Halles Oberbürgermeister Wiegand freigesprochen

Von Marc-Fabian Körner und Tobias Schmidt

Die Staatsanwaltschaft hatte dem Oberbürgermeister der Stadt Halle Untreue vorgeworfen, weil er einige Mitarbeiter zu gut bezahlt habe. Jetzt hat ihn das Landgericht Halle freigesprochen, wenn auch letzte Zweifel bleiben.

Halles Oberbürgermeister Bernd Wiegand nach seinem Freispruch beim Landgericht Halle.

Am Montag hat das Landgericht Halle den Oberbürgermeister der Stadt Halle, Bernd Wiegand (parteilos), vom Vorwurf der schweren Untreue freigesprochen. Die Staatsanwaltschaft hatte eine Bewährungsstrafe von 16 Monaten gefordert. Sie warf Wiegand vor, seiner Büroleiterin sowie zwei seiner Referenten höhere Gehälter bezahlt zu haben als im Tarifvertrag vorgesehen. Zudem seien die Mitarbeiter ohne Ausschreibung eingestellt und zu hoch eingruppiert worden, so der Vorwurf. Dadurch sei der Stadtkasse ein Schaden in Höhe von 300.000 Euro entstanden.


Die Vorwürfe konnten dem Stadtoberhaupt nach Überzeugung der Kammer nicht nachgewiesen werden, berichtet das Fachportal Legal Tribune Online. Nach seinem Amtsantritt Ende 2012 habe der Stadt Halle eine Zwangsverwaltung gedroht. Nach Wiegands eigener Aussage musste er damals schnell handeln. Um den anstehenden Haushalt aufzustellen, habe er daher umgehend Mitarbeiter gebraucht.

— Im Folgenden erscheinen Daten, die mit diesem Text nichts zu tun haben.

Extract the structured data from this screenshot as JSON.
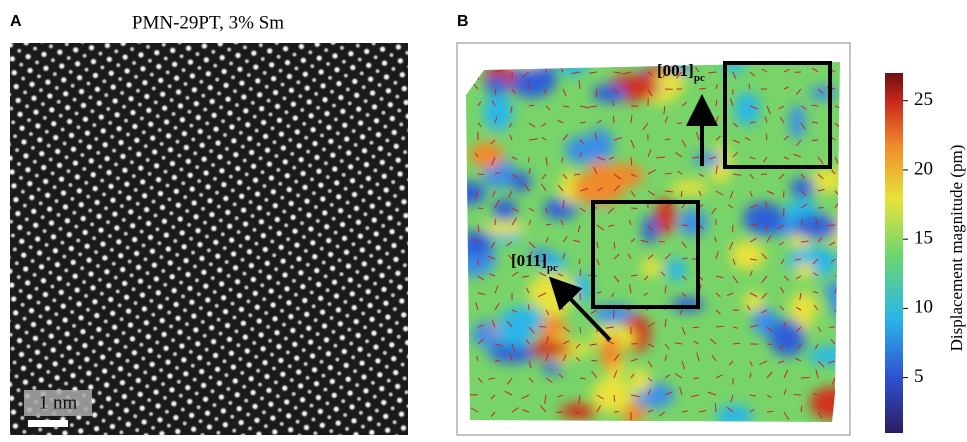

Sämtliche Zweifel an der Korrektheit seines Verhaltens konnte Wiegand vor Gericht jedoch nicht ausräumen. Offen bleibe, warum Wiegand den neuen Mitarbeitern eine unüblich hohe Erfahrungsstufe zugesprochen hatte und warum er die üblicherweise vorgesehene Probezeit abgekürzt hatte. Nach Auffassung der Richter konnte Wiegand dennoch kein gravierendes pflichtwidriges Verhalten nachgewiesen werden. Sie urteilten nach dem Leitspruch „im Zweifel für den Angeklagten“.


Wäre Wiegand zu 16 Monaten Freiheitsstrafe auf Bewährung verurteilt worden, hätte er seinen Beamtenstatus und somit seinen Posten verloren. Noch ist das aktuelle Urteil nicht rechtskräftig. Die Staatsanwaltschaft kann gegen den Freispruch innerhalb einer Woche nach Urteilsverkündung Revision einlegen. Nach Informationen der Mitteldeutschen Zeitung will sie sich bis zum Ende der Woche entschieden haben. Über den Antrag müsste dann der Bundesgerichtshof entscheiden.